CSFF Blog Tour: The Hound of Heaven

Among Starflower‘s fine points is its spiritual themes. I found them interesting, and ultimately moving, and in the various devices of Christian fantasy, they were fresh. Fresh, but familiar. I had read something similar in a poem once.

In her Author’s Note, Anne Elisabeth Stengl wrote, “Many of themes found in Starflower were inspired by a beautiful poem written by Francis Thompson. The poem is called ‘The Hound of Heaven’.” Principal among those themes is the imagery of God as the Hound, and us as the quarry, fleeing His love. The conversation between Eanrin and the Hound contains lines adapted from the poem – and, one might add, lines adapted from Paul’s words and from John’s.

Here, then, is a link to the poem, with a lovely and elegant layout; beneath the poem is a brief commentary G. K. Chesterton once gave on it, and a biography of the poet. And here you may hear Richard Burton read The Hound of Heaven.

This poem is not easy reading; I think that anyone besides a Cambridge professor of literature who wants to understand all the words will have to use a Dictionary. The narrator is not afraid to say things like, “Banqueting / With [our Lady-Mother] in her wind-walled palace, / Underneath her azured dais, / Quaffing, as your taintless way is, / From a chalice / Lucent-weeping out of the dayspring.”

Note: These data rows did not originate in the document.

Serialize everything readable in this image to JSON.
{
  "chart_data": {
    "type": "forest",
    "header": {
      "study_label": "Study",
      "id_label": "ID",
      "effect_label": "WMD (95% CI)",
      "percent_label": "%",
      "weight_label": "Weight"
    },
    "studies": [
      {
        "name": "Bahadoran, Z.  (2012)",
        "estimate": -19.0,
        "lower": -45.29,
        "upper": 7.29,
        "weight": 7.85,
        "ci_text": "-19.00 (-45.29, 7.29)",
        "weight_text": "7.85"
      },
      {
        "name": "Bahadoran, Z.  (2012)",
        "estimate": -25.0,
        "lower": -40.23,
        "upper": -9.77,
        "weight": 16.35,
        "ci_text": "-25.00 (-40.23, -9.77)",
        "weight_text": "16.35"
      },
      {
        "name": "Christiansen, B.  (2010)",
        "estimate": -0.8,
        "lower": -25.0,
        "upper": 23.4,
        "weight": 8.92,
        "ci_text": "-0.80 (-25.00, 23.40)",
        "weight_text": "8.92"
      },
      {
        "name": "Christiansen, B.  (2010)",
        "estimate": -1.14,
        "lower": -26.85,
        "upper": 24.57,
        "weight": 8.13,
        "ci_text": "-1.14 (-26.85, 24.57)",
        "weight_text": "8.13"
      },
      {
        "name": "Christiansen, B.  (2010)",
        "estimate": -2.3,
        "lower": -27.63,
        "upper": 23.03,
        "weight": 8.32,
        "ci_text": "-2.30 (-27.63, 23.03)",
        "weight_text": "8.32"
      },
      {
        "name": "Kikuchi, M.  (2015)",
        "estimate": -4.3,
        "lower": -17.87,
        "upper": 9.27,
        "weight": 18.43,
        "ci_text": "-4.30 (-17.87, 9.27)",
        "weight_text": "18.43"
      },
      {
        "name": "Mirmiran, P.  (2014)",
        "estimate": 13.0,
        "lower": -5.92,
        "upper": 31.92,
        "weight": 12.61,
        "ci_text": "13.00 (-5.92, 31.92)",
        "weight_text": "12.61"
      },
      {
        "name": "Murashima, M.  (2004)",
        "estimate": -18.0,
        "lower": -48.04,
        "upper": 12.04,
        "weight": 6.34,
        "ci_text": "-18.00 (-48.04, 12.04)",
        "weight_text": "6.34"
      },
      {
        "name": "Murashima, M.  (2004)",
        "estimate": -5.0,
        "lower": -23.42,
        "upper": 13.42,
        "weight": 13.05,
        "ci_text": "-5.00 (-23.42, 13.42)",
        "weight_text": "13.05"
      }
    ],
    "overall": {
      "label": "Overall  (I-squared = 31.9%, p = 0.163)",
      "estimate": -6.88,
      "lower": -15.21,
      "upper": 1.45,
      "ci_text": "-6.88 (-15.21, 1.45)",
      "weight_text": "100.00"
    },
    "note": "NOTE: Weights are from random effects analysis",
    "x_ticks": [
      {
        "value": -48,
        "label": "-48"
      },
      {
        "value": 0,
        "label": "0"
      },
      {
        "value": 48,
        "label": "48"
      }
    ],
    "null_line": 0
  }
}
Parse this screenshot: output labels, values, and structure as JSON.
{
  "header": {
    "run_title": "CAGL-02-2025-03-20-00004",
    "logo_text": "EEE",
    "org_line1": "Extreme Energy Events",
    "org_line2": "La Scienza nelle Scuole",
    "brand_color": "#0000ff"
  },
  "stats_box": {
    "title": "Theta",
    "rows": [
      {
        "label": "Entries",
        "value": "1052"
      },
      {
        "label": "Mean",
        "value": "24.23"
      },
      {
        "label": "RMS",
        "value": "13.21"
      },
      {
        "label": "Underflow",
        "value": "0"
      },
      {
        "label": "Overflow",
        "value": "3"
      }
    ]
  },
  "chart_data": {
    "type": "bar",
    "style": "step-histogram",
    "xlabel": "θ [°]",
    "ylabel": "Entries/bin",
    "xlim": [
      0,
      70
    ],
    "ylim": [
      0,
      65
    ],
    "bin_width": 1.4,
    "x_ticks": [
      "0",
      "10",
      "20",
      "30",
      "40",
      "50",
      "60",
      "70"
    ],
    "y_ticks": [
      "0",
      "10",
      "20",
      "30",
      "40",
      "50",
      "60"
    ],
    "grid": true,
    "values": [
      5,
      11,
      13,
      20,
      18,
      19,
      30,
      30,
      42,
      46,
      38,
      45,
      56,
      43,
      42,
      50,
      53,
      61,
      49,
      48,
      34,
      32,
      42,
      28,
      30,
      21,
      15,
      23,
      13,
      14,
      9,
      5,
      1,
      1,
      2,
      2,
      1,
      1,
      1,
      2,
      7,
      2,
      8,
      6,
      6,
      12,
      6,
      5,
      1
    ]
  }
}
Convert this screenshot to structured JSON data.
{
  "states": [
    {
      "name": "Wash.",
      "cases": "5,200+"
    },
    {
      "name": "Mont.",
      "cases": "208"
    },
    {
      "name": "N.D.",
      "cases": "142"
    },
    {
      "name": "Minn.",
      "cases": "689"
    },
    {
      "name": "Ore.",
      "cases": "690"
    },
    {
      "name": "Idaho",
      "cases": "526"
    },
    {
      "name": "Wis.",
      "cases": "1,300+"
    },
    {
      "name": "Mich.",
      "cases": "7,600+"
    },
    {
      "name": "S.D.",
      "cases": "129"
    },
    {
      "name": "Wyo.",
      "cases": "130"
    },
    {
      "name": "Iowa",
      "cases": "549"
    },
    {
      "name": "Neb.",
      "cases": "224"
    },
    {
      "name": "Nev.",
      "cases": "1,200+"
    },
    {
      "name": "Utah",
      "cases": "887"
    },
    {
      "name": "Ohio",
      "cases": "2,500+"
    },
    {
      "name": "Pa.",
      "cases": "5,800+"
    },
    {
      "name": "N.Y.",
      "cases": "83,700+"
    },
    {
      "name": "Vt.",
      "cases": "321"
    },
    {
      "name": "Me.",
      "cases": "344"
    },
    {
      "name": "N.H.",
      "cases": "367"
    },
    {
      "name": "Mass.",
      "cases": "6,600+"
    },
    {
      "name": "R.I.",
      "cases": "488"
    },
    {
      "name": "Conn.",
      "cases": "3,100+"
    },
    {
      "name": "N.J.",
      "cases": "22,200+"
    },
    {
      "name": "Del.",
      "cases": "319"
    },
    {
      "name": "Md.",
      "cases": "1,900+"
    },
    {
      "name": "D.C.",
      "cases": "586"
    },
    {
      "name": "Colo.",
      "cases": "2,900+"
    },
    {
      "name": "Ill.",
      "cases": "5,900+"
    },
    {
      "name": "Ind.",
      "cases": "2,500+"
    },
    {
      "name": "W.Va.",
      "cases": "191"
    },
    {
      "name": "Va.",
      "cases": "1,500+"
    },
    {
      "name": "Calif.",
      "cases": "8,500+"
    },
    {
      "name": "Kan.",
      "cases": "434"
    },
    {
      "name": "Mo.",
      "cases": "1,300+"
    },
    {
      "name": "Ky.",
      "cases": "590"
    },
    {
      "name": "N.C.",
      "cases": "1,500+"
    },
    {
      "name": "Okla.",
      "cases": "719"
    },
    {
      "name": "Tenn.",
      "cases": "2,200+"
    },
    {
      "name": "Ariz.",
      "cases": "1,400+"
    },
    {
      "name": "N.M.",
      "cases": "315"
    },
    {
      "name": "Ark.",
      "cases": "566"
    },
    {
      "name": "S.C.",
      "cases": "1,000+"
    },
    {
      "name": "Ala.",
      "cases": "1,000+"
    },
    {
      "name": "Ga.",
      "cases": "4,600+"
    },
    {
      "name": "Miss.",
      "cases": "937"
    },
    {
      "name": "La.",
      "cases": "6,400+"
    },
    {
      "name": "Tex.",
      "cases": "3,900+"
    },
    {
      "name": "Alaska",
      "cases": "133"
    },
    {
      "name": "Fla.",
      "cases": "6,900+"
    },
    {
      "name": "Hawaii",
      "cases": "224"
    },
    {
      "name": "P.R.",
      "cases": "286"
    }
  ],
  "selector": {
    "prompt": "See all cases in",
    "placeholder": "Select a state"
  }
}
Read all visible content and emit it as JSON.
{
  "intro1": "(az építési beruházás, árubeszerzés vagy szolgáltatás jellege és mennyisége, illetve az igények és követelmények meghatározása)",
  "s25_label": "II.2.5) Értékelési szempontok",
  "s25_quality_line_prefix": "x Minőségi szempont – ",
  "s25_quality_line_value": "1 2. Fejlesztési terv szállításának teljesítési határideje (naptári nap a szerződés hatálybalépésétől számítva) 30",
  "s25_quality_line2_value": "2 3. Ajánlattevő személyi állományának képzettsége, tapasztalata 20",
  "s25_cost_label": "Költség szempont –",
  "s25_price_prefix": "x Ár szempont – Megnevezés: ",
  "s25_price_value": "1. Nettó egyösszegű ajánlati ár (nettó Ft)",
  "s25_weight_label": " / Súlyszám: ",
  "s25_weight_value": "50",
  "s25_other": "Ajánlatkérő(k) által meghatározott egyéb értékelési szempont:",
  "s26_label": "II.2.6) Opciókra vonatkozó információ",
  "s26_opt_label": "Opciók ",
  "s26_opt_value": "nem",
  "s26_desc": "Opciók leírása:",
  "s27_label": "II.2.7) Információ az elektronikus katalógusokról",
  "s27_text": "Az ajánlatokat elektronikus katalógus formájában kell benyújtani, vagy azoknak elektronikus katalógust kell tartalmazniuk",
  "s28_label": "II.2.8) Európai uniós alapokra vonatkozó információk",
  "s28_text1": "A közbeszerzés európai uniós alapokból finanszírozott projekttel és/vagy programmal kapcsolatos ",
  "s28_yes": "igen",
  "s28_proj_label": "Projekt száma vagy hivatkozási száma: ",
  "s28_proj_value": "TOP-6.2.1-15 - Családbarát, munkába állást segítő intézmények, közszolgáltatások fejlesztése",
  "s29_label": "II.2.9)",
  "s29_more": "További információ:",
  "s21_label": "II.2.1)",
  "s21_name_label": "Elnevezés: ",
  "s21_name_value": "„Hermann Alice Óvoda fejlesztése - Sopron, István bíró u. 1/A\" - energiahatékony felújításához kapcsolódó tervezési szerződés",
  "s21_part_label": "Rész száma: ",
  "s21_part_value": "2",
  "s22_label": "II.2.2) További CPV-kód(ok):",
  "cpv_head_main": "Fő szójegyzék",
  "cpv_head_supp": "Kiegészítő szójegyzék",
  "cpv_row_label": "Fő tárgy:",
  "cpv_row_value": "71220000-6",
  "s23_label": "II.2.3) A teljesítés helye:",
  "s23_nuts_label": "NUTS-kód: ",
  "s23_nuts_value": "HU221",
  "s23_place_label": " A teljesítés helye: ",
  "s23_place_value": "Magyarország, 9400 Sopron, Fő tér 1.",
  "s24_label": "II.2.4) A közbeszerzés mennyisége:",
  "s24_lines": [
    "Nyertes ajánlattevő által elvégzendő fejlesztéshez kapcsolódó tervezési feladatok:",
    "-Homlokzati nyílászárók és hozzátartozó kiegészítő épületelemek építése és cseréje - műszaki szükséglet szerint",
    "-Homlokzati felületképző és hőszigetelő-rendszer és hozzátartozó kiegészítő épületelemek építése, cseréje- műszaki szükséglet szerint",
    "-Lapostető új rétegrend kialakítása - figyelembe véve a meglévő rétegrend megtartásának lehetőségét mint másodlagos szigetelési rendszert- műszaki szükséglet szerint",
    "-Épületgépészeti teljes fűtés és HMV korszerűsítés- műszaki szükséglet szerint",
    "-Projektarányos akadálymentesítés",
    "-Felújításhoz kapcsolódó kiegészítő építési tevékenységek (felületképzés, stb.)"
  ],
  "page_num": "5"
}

Yet there is, first to last, something arresting about the poem. The style and the imagery are astounding – some might say confounding, but never merely dull. More even than that, the poem’s power is the story it tells of Man and of God, of the flight and the chase, the love and the fear. Hard as The Hound of Heaven is, it is worth the effort.

3 thoughts on “CSFF Blog Tour: The Hound of Heaven

  1. My one regret in reading Starflower is that I read the author’s note (for those who don’t know, this is located in the back) before I read the story. Hence, I knew the direction of the story because of the poem. I wonder if I wouldn’t have felt more of the cat’s fear of the hound otherwise.

    And yet, as an after note, it’s perfect. What a great way to have readers mulling over the story they just finished.

    It’s a beautiful image and well-played in the novel.

    Interesting that Janeen also chose to write on this aspect (primarily) in her day 3 post, too.

    Becky

  2. I wondered a little about the Hound, but never much. Honestly, he made a better first impression on me than the cat.

    What caused me most to wonder about the Hound’s nature was the fact that he appeared at just the right moment to scare Eanrin into bringing the Dragonwitch into the Faerie kingdom. It’s a very interesting theological moment in the book. The Hound knew – he knew – what would happen when he showed himself to Eanrin then. He still did it – maybe because he also knew what would happen afterward.